Vice Media Group’s 2020 diversity report says 56% of the company is now made up of women and there were demographic shifts in executive leadership, too

A majority of Vice Media Group’s employees are now female and most of the new hires in 2020 were Black, indigenous or people of color, according to a new diversity report from the company.

Vice announced Thursday that 56% of its employees identify as female, up 5.8% from 2019 — as well as 58% of new hires globally. In the United States, 42% of employees identify as BIPOC, which is a 3.9% increase. Of new hires, 54% identify as BIPOC, which was an increase of 9.12% from the previous year. A total of 21% of those new hires identified as Black or African American.

As for the Vice Media executive team, there were some shifts year-to-year as well: The team was 56% male and 44% female in 2020, compared to 68% men and 32% women in 2019. In 2020, the compnay also added its first executives who identify as Hispanic and two or more races. Overall in 2020, the executive team was 57% white and 43% BIPOC. In 2019, it was 80% white and 20% BIPOC.
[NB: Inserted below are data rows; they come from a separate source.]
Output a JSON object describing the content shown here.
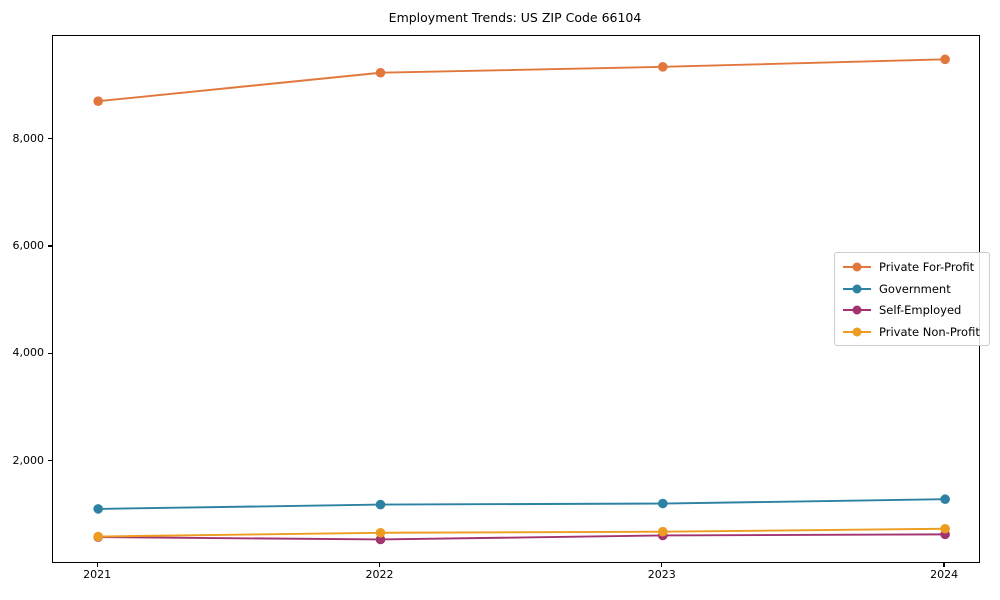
{
  "title": "Employment Trends: US ZIP Code 66104",
  "chart_data": {
    "type": "line",
    "title": "Employment Trends: US ZIP Code 66104",
    "xlabel": "",
    "ylabel": "",
    "x": [
      2021,
      2022,
      2023,
      2024
    ],
    "x_tick_labels": [
      "2021",
      "2022",
      "2023",
      "2024"
    ],
    "y_ticks": [
      2000,
      4000,
      6000,
      8000
    ],
    "y_tick_labels": [
      "2,000",
      "4,000",
      "6,000",
      "8,000"
    ],
    "xlim": [
      2020.84,
      2024.12
    ],
    "ylim": [
      130,
      9935
    ],
    "grid": false,
    "marker": "circle",
    "legend_position": "center-right",
    "series": [
      {
        "name": "Private For-Profit",
        "color": "#e2773c",
        "values": [
          8720,
          9250,
          9360,
          9500
        ]
      },
      {
        "name": "Government",
        "color": "#2d81a2",
        "values": [
          1120,
          1200,
          1220,
          1300
        ]
      },
      {
        "name": "Self-Employed",
        "color": "#a23370",
        "values": [
          595,
          550,
          625,
          645
        ]
      },
      {
        "name": "Private Non-Profit",
        "color": "#ec9c20",
        "values": [
          605,
          675,
          695,
          750
        ]
      }
    ]
  }
}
According to the company’s release, the year saw a diversity, equity and inclusion initiative spearheaded by new chief people officer Daisy Auger-Domínguez, who was brought on in early 2020.

“There are no shortcuts. No silver bullet,” Auger-Domínguez said in a statement. “And while workforce representation data is important, it doesn’t tell the whole story. In my first year at VMG we focused on building the right foundation by reviewing and improving upon our people processes, policies, and programs. Scripts and talking points can only get you so far. This is about how to practically and intentionally be inclusive and anti-racist, and how to create conditions that enable managers, leaders and teams to stay on a consistent path, even when that means stumbling along the way.”
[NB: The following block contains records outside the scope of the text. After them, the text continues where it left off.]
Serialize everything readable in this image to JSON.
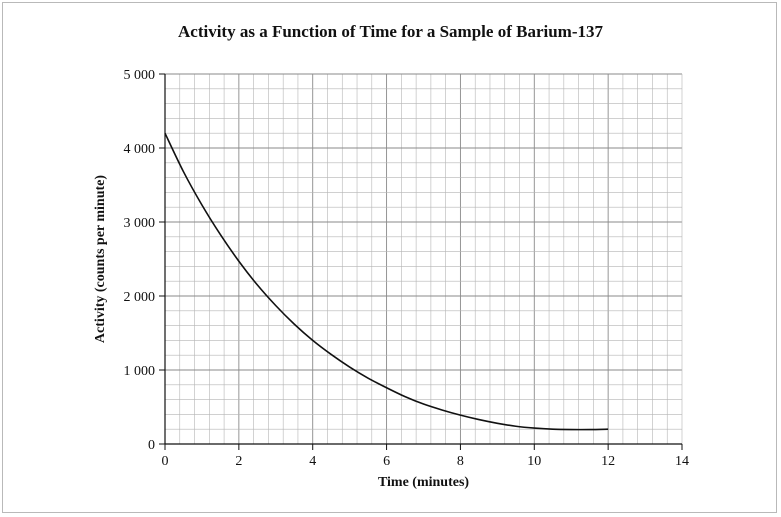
{
  "chart_data": {
    "type": "line",
    "title": "Activity as a Function of Time for a Sample of Barium-137",
    "xlabel": "Time (minutes)",
    "ylabel": "Activity (counts per minute)",
    "xlim": [
      0,
      14
    ],
    "ylim": [
      0,
      5000
    ],
    "x_ticks": [
      0,
      2,
      4,
      6,
      8,
      10,
      12,
      14
    ],
    "x_tick_labels": [
      "0",
      "2",
      "4",
      "6",
      "8",
      "10",
      "12",
      "14"
    ],
    "y_ticks": [
      0,
      1000,
      2000,
      3000,
      4000,
      5000
    ],
    "y_tick_labels": [
      "0",
      "1 000",
      "2 000",
      "3 000",
      "4 000",
      "5 000"
    ],
    "grid": true,
    "grid_minor_x": 0.4,
    "grid_minor_y": 200,
    "series": [
      {
        "x": [
          0,
          0.5,
          1,
          1.5,
          2,
          2.5,
          3,
          3.5,
          4,
          4.5,
          5,
          5.5,
          6,
          6.5,
          7,
          7.5,
          8,
          8.5,
          9,
          9.5,
          10,
          10.5,
          11,
          11.5,
          12
        ],
        "values": [
          4200,
          3680,
          3230,
          2830,
          2470,
          2150,
          1870,
          1620,
          1400,
          1210,
          1040,
          890,
          760,
          640,
          540,
          460,
          390,
          330,
          280,
          240,
          215,
          200,
          195,
          195,
          200
        ]
      }
    ],
    "colors": {
      "line": "#111111",
      "grid_minor": "#b5b5b5",
      "grid_major": "#8a8a8a",
      "axis": "#111111"
    }
  }
}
CEO Nancy Dubuc also released a statement: “”No one could have expected the year that was 2020. We witnessed seismic cultural, political and social change, and through a global pandemic, we had to pivot the way we collaborate and begin to find our new best ways of working. I am immensely proud not just of the work we produced, but of the new systems and cultural programming created by and for the people of Vice Media Group.”

Dubuc said that in 2021, she is calling on the media industry at large “to come together and understand how we can put our collective momentum behind making a permanent difference to how we show up not just for ourselves, but everyone around us.”